M. Netanyahu veut-il la paix ou veut-il maintenir Israël comme une forteresse aux portes du Proche-Orient? C’est toujours une question sans réponse. Il dit, bien sûr, qu’il veut la paix, mais s’il n’en prend pas les moyens? M. Pérès, lui, avait compris que pour pacifier et normaliser ses relations avec le monde arabe, il fallait commencer par supprimer la cause des guerres: le conflit israélo-palestinien.
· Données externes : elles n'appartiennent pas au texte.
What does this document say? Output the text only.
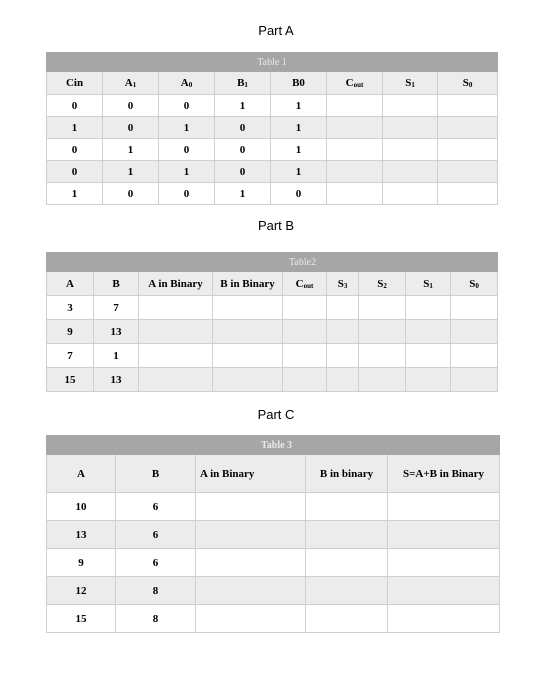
Part A
Table 1							
Cin	$A_1$	$A_0$	$B_1$	B0	$C_{out}$	$S_1$	$S_0$
0	0	0	1	1			
1	0	1	0	1			
0	1	0	0	1			
0	1	1	0	1			
1	0	0	1	0			
Part B
		Table2						
A	B	A in Binary	B in Binary	$C_{out}$	$S_3$	$S_2$	$S_1$	$S_0$
3	7							
9	13							
7	1							
15	13							
Part C
		Table 3		
A	B	A in Binary	B in binary	S=A+B in Binary
10	6			
13	6			
9	6			
12	8			
15	8			
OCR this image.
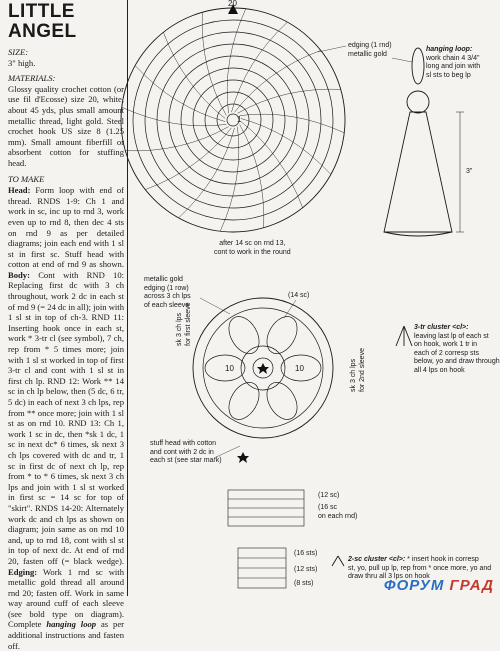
LITTLE
ANGEL
SIZE:
3" high.
MATERIALS:
Glossy quality crochet cotton (or use fil d'Ecosse) size 20, white, about 45 yds, plus small amount metallic thread, light gold. Steel crochet hook US size 8 (1.25 mm). Small amount fiberfill or absorbent cotton for stuffing head.
TO MAKE
Head: Form loop with end of thread. RNDS 1-9: Ch 1 and work in sc, inc up to rnd 3, work even up to rnd 8, then dec 4 sts on rnd 9 as per detailed diagrams; join each end with 1 sl st in first sc. Stuff head with cotton at end of rnd 9 as shown. Body: Cont with RND 10: Replacing first dc with 3 ch throughout, work 2 dc in each st of rnd 9 (= 24 dc in all); join with 1 sl st in top of ch-3. RND 11: Inserting hook once in each st, work * 3-tr cl (see symbol), 7 ch, rep from * 5 times more; join with 1 sl st worked in top of first 3-tr cl and cont with 1 sl st in first ch lp. RND 12: Work ** 14 sc in ch lp below, then (5 dc, 6 tr, 5 dc) in each of next 3 ch lps, rep from ** once more; join with 1 sl st as on rnd 10. RND 13: Ch 1, work 1 sc in dc, then *sk 1 dc, 1 sc in next dc* 6 times, sk next 3 ch lps covered with dc and tr, 1 sc in first dc of next ch lp, rep from * to * 6 times, sk next 3 ch lps and join with 1 sl st worked in first sc = 14 sc for top of "skirt". RNDS 14-20: Alternately work dc and ch lps as shown on diagram; join same as on rnd 10 and, up to rnd 18, cont with sl st in top of next dc. At end of rnd 20, fasten off (= black wedge). Edging: Work 1 rnd sc with metallic gold thread all around rnd 20; fasten off. Work in same way around cuff of each sleeve (see bold type on diagram). Complete hanging loop as per additional instructions and fasten off.
20
10
10
1
edging (1 rnd)
metallic gold
hanging loop:
work chain 4 3/4"
long and join with
sl sts to beg lp
3"
after 14 sc on rnd 13,
cont to work in the round
metallic gold
edging (1 row)
across 3 ch lps
of each sleeve
(14 sc)
sk 3 ch lps
for first sleeve
sk 3 ch lps
for 2nd sleeve
stuff head with cotton
and cont with 2 dc in
each st (see star mark)
(12 sc)
(16 sc
on each rnd)
(16 sts)
(12 sts)
(8 sts)
3-tr cluster <cl>:
leaving last lp of each st
on hook, work 1 tr in
each of 2 corresp sts
below, yo and draw through
all 4 lps on hook
2-sc cluster <cl>: * insert hook in corresp
st, yo, pull up lp, rep from * once more, yo and
draw thru all 3 lps on hook
ФОРУМ ГРАД
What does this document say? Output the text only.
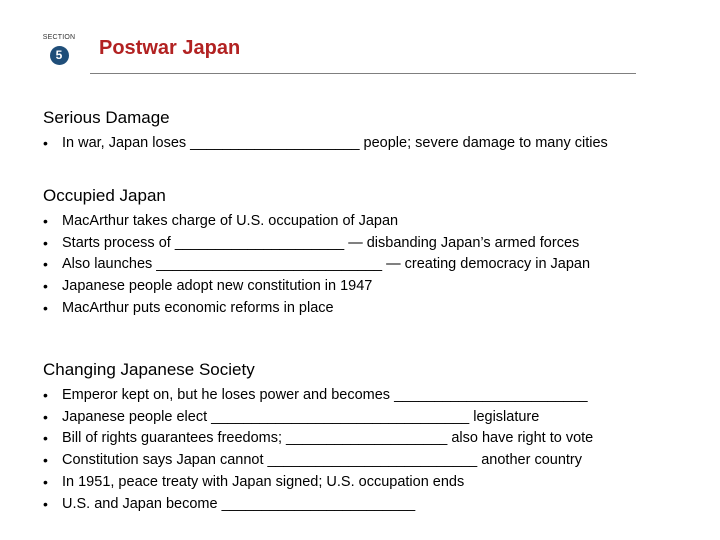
SECTION
5	Postwar Japan
Serious Damage
• In war, Japan loses _____________________ people; severe damage to many cities
Occupied Japan
• MacArthur takes charge of U.S. occupation of Japan
• Starts process of _____________________ — disbanding Japan’s armed forces
• Also launches ____________________________ — creating democracy in Japan
• Japanese people adopt new constitution in 1947
• MacArthur puts economic reforms in place
Changing Japanese Society
• Emperor kept on, but he loses power and becomes ________________________
• Japanese people elect ________________________________ legislature
• Bill of rights guarantees freedoms; ____________________ also have right to vote
• Constitution says Japan cannot __________________________ another country
• In 1951, peace treaty with Japan signed; U.S. occupation ends
• U.S. and Japan become ________________________
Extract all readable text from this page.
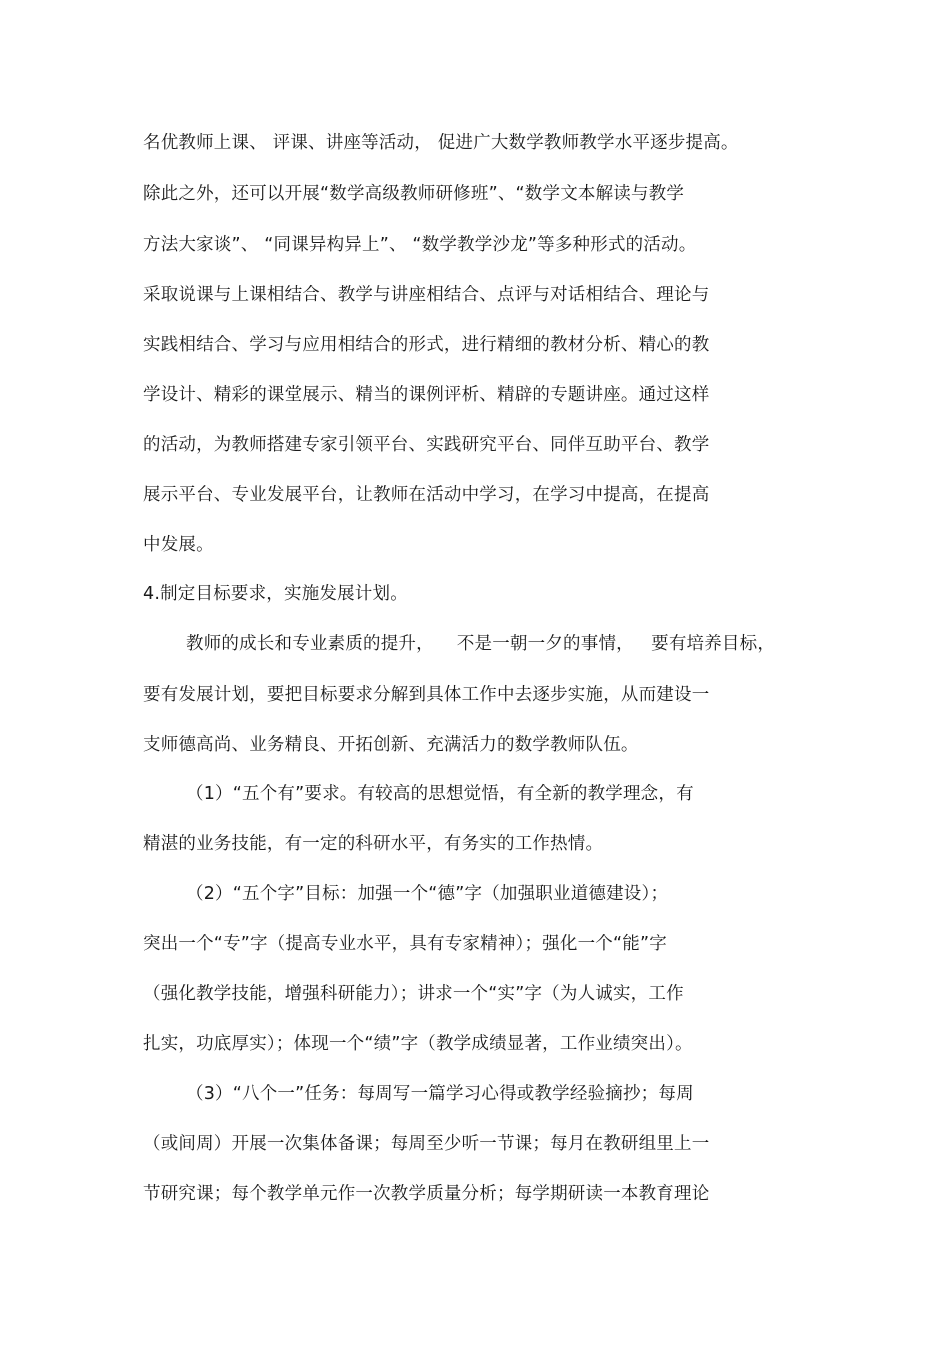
名优教师上课、 评课、讲座等活动， 促进广大数学教师教学水平逐步提高。
除此之外，还可以开展“数学高级教师研修班”、“数学文本解读与教学
方法大家谈”、 “同课异构异上”、 “数学教学沙龙”等多种形式的活动。
采取说课与上课相结合、教学与讲座相结合、点评与对话相结合、理论与
实践相结合、学习与应用相结合的形式，进行精细的教材分析、精心的教
学设计、精彩的课堂展示、精当的课例评析、精辟的专题讲座。通过这样
的活动，为教师搭建专家引领平台、实践研究平台、同伴互助平台、教学
展示平台、专业发展平台，让教师在活动中学习，在学习中提高，在提高
中发展。
4.制定目标要求，实施发展计划。
教师的成长和专业素质的提升，    不是一朝一夕的事情，   要有培养目标，
要有发展计划，要把目标要求分解到具体工作中去逐步实施，从而建设一
支师德高尚、业务精良、开拓创新、充满活力的数学教师队伍。
（1）“五个有”要求。有较高的思想觉悟，有全新的教学理念，有
精湛的业务技能，有一定的科研水平，有务实的工作热情。
（2）“五个字”目标：加强一个“德”字（加强职业道德建设）；
突出一个“专”字（提高专业水平，具有专家精神）；强化一个“能”字
（强化教学技能，增强科研能力）；讲求一个“实”字（为人诚实，工作
扎实，功底厚实）；体现一个“绩”字（教学成绩显著，工作业绩突出）。
（3）“八个一”任务：每周写一篇学习心得或教学经验摘抄；每周
（或间周）开展一次集体备课；每周至少听一节课；每月在教研组里上一
节研究课；每个教学单元作一次教学质量分析；每学期研读一本教育理论
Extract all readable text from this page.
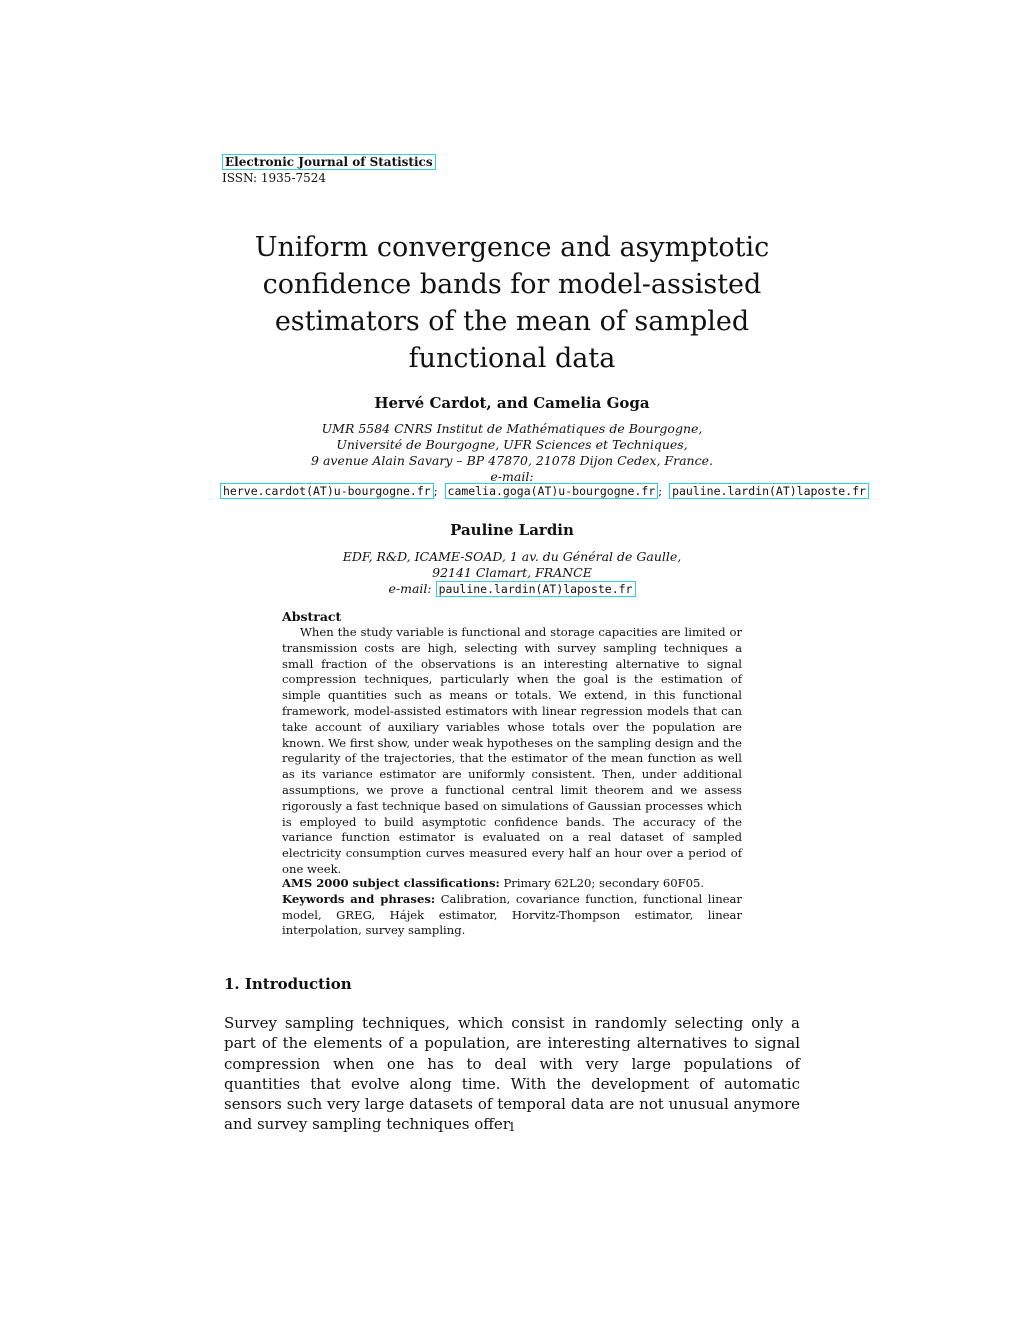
Electronic Journal of Statistics
ISSN: 1935-7524
Uniform convergence and asymptotic
confidence bands for model-assisted
estimators of the mean of sampled
functional data
Hervé Cardot, and Camelia Goga
UMR 5584 CNRS Institut de Mathématiques de Bourgogne,
Université de Bourgogne, UFR Sciences et Techniques,
9 avenue Alain Savary – BP 47870, 21078 Dijon Cedex, France.
e-mail:
herve.cardot(AT)u-bourgogne.fr ; camelia.goga(AT)u-bourgogne.fr ; pauline.lardin(AT)laposte.fr
Pauline Lardin
EDF, R&D, ICAME-SOAD, 1 av. du Général de Gaulle,
92141 Clamart, FRANCE
e-mail: pauline.lardin(AT)laposte.fr
Abstract
When the study variable is functional and storage capacities are limited or transmission costs are high, selecting with survey sampling techniques a small fraction of the observations is an interesting alternative to signal compression techniques, particularly when the goal is the estimation of simple quantities such as means or totals. We extend, in this functional framework, model-assisted estimators with linear regression models that can take account of auxiliary variables whose totals over the population are known. We first show, under weak hypotheses on the sampling design and the regularity of the trajectories, that the estimator of the mean function as well as its variance estimator are uniformly consistent. Then, under additional assumptions, we prove a functional central limit theorem and we assess rigorously a fast technique based on simulations of Gaussian processes which is employed to build asymptotic confidence bands. The accuracy of the variance function estimator is evaluated on a real dataset of sampled electricity consumption curves measured every half an hour over a period of one week.
AMS 2000 subject classifications: Primary 62L20; secondary 60F05.
Keywords and phrases: Calibration, covariance function, functional linear model, GREG, Hájek estimator, Horvitz-Thompson estimator, linear interpolation, survey sampling.
1. Introduction
Survey sampling techniques, which consist in randomly selecting only a part of the elements of a population, are interesting alternatives to signal compression when one has to deal with very large populations of quantities that evolve along time. With the development of automatic sensors such very large datasets of temporal data are not unusual anymore and survey sampling techniques offer
1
C’est ainsi que dans leur majorité, les Etats arabes avaient accepté, l’un après l’autre, l’idée d’une normalisation avec Israël après les accords d’Oslo. Dès lors que les Palestiniens s’accordaient avec les Israéliens sur une forme de partage des territoires, il n’y avait plus, pour les Arabes, une “cause palestinienne” mobilisatrice. Or, voilà que M. Netanyahu redonne aux Palestiniens et aux Arabes une “Cause” à soutenir, un combat à mener. Les morts alignés la semaine dernière dans les villes palestiniennes témoignent déjà que M. Netanyahu a réussi au-delà de toutes ses espérances à ramener la situation au point où elle en était, non pas avant Oslo, mais à ce qu’elle était il y a plus de cinquante ans.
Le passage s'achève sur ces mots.